Recently I answered a question about the value of the home-mortgage tax deduction. Basically, I said that while you should absolutely take it into account in calculating the true cost of home ownership (along with lots of other costs, like repairs and repairs and repairs), there is nothing magic about the mortgage deduction. You’re not a sap for not having one — because you can only get one if you borrow a lot of money. Sometimes that’s smart; sometimes it’s not.
It’s quite true that if you’re now paying $1,000 a month rent and could own a place for the same $1,000 — after figuring in all likely costs — then you should probably grab the house (and the mortgage deduction that helps to make the after-tax cost of homeownership just $1,000 a month). But only if you expect to occupy it for quite some time, because selling it a year or two from now, apart from being a huge hassle and source of potential anxiety, can easily eat up the first 10% of any appreciation you might be sitting on.
How long you’ll live there is just one of the imponderables that makes the decision to buy or not buy more art than science. You can calculate to the penny the “cost” in lost interest of withdrawing $20,000 from your savings account for the downpayment. But what if you were taking that $20,000 out of the stock market instead? You can compare the after-tax cost of owning the home with your rent today — but what would your rent be in five years? And how do you value the ability to complain to someone else when there’s a problem rather than having to fix it yourself?
Anyhow, what got me thinking about all this was a message from one of you: “If your correspondent wants to get a truer picture of his contemplated tax situation when buying a home, he should also deduct the standard (no hassle, no records) deduction he enjoys from any tax reduction he might enjoy after buying a home.”

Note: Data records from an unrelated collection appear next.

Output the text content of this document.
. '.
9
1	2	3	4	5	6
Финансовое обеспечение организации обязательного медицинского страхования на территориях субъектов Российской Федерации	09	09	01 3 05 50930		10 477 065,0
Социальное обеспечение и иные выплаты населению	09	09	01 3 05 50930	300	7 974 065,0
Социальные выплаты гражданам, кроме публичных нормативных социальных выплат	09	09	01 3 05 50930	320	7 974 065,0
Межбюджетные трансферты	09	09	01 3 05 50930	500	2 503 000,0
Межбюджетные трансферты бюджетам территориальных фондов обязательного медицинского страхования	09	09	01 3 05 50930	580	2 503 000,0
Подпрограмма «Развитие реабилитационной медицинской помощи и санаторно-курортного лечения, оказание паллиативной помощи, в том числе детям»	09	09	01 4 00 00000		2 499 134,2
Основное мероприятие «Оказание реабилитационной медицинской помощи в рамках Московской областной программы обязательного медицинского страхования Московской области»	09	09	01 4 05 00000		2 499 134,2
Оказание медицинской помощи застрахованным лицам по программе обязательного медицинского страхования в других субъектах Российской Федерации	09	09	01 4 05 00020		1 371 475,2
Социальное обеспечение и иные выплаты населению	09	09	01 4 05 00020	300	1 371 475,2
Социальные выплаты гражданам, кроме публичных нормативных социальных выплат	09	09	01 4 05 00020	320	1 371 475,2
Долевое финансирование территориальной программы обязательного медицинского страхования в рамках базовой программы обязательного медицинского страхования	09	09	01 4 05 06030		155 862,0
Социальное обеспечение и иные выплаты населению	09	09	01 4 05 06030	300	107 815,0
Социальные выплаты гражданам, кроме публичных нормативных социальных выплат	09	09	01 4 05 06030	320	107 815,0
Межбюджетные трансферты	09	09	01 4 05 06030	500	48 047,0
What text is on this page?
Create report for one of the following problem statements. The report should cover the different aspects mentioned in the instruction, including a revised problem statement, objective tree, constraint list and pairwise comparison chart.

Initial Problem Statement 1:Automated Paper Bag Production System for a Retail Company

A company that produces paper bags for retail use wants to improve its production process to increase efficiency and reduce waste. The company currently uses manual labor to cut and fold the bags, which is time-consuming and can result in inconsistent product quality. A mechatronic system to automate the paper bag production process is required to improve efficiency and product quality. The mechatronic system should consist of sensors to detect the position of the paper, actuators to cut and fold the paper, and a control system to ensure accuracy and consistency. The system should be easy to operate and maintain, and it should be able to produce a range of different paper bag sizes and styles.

This is a good point, especially for someone who may have a tax-deduction envy. To take an extreme (but not entirely unlikely) example, say you have no tax-deductible items today. You give nothing to charity, pay no state or local income tax, and so on. Yet you yearn for that tax-deductible mortgage. Well hold on, pardner! Right now you’re getting about a $4,000 standard deduction if you’re single, better than $6,500 if you file jointly — so the first $4,000 or $6,500 in mortgage interest and property taxes would be “wasted” as a deduction. That much you’re getting to deduct anyway. Say you file jointly, property taxes would be $2,000 and mortgage interest would be $6,000. You have $8,000 in tax deductions you didn’t have before. But you could have taken the $6,500 standard anyway, so all this really gets you is $1,500 more in deductions. In your bracket, maybe that saves you $400 in taxes. Something, to be sure, but not reason enough to buy a house.
So I repeat: there are lots of good reasons to buy your own home, and the tax deduction certainly helps you to afford it. But don’t feel you’re a sap for not taking advantage of it. Especially to those of modest means, it may be even less than meets the eye. Think of it this way. Right now, you get a $6,500 tax deduction without having to shell out $100,000 for a house.